5 things product managers should know about how to work with developers

5 things product managers should know about how to work with developers

Being a product manager is not about supervising others as they work towards a pre-set goal; it means to own the product. The best way to ensure that the product creation and operation is within its vision is for the product manager to blend in with the people who actually drive the vision. Developers know best how to create code but they will not do this well if the product manager does not sell the vision and strategy of a project to them.

This unfortunately is a major component of being a product manager that many professionals overlook. Perhaps, it is best for product manager to keep their role description fresh in their minds by doing the following;

Break down the planning phase into fine details

Your developers are working under pressure to create something that will work in the projects unique environment in which it exists. While they have the knowledge and skills to put together lines of code, they cannot read your mind. Give them as much flesh in your task outlines as possible – it will avoid frustrations from both ends.

It does not matter whether your team works remotely or at a definite location; equip them with all the information they need to work well. As much as possible, make the team understand the tiny details of the project; why you picked red for instance instead of another color

After the team has been aligned to the bigger picture, they are ready to start but not before they get an outline or order in which tasks need to be executed. Pointing out to tasks in order of priority helps developers to manage their time and build an application from the bottom going up.

Allow your developers time to work on a single item at a time

Your developers have a thorough plan of what you expect from them but many product managers forget that they are just as human as them. They need time to work on the various items on your delivery list. Unless you have given clear instructions for delivery of multiple tasks and allowed enough time for it, it is unfair to have an ‘urgent’ tag to everything.

Even for items which you have marked as priority, the developers will still need to work on a single item at a time.
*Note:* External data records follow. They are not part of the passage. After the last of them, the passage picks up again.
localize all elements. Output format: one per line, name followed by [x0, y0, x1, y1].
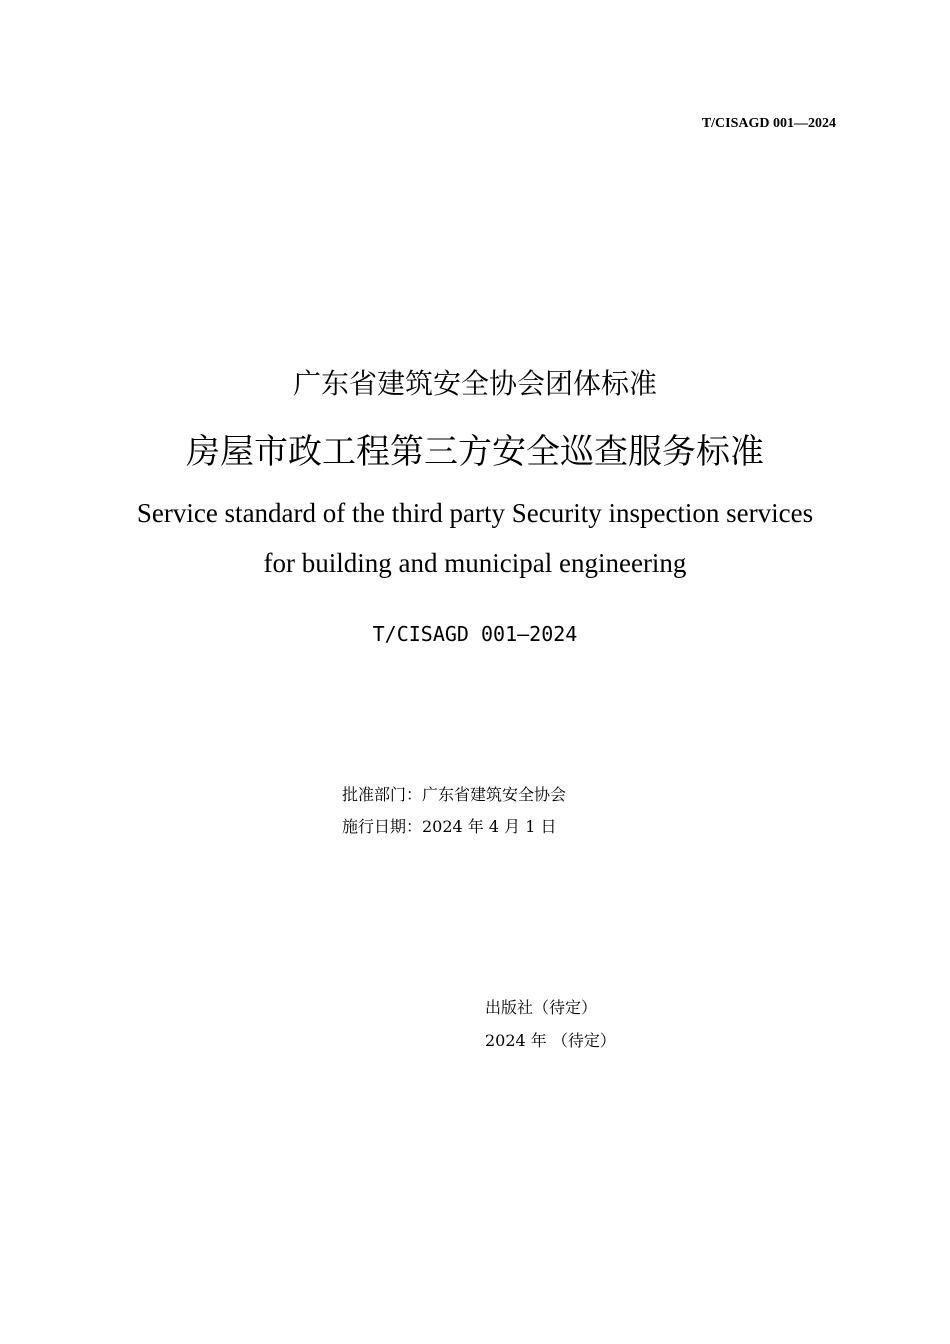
effective-date: 施行日期：2024 年 4 月 1 日	[342, 817, 557, 836]
organization-title: 广东省建筑安全协会团体标准	[292, 367, 657, 400]
publication-year: 2024 年 （待定）	[485, 1031, 616, 1050]
english-title-line-2: for building and municipal engineering	[263, 548, 687, 578]
standard-title: 房屋市政工程第三方安全巡查服务标准	[186, 432, 764, 472]
approval-department: 批准部门：广东省建筑安全协会	[342, 785, 567, 804]
standard-code: T/CISAGD 001—2024	[372, 622, 578, 646]
header-doc-code: T/CISAGD 001—2024	[701, 116, 836, 131]
publisher: 出版社（待定）	[485, 998, 598, 1017]
english-title-line-1: Service standard of the third party Security inspection services	[136, 498, 814, 528]
english-title	[0, 488, 950, 588]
If there is a specific order in which you prefer this done, communicate with your team – some tasks are built on others so listen to what their ideas are.

In case the priorities of the project change, avoid making updates on the system without formal communication. From the start, it will be of great help to set up instance communication tools that allow you to instantly relay messages to your team.

While this system will reduce conflict within the team, a series of interruptions will kill your team’s morale. The same will happen if you constantly change priorities and overload your developers with work.

Exercise empathy in communication

Your first consideration as far as communication is concerned is to plan with your delivery team the best times to touch base. Even if you are using instant messaging, it is thoughtful to provide a private number or alternative channel of communication in case the main one does not work. Additionally, your team needs to feel that they can approach you; personalize status messages to reflect your availability.

Sometimes, the instructions you want to pass across the team apply to just one individual – there is really no need to summon the entire team when you can just call a side chat with the respective team member. A product manager should be able to discern matters that concern the entire team and those that do not.

Developers need to know how the project is going

The best way to handle this is to create an avenue for continuous feedback. According to a research done by Gallup, employees perform better at their duties when they have regular meetings with their team leaders and managers. In the case of cross-functional partnerships, the same should apply.

The nature of developer work is that different individuals could would on different parts of a code at the same time. If possible such teams need to meet regularly or better the, the product manager should give updates on what has been achieved in stages.

While there is pressure in making money, developers are prone to frustration as a result of their work. It is during such times when courtesy should be exercised. Encouraging your developers to video call instead of text messaging or chatting helps to deal with bottled up emotions.

Invest in the project to ensure its conclusion

Nothing kills the motivation of a team of developers than a project that gets stuck halfway because of lack of resources. A responsible product manager will draw up a budget of the requirements of the projects months in advance.

Part of this budget should include cost of updating the software. This is an area that most product managers often forget but building a program and leaving it at that will just not do in the current technological era.

What happens when a library that was used in your code gets updated, or a set of code is patched? Even for software where updates are avoided, the need eventually catches when it calls for add-ons which are inevitable.

Most people jump on product development based on what they know from user stories and features. The danger in this is that when such code requires an upgrade, the process is going to be tedious and time consuming. Seek to first establish if the product you are heading is legacy or not. A legacy system requires that code is set up first followed by stories.


As a product manager, your greatest tool is your ability to communicate across all levels. Talking to your team members keeps them aligned to the vision while communication with upper management keeps resources flowing. The communication style of the product manager dictates the mood of the entire project; after all, they are the captain.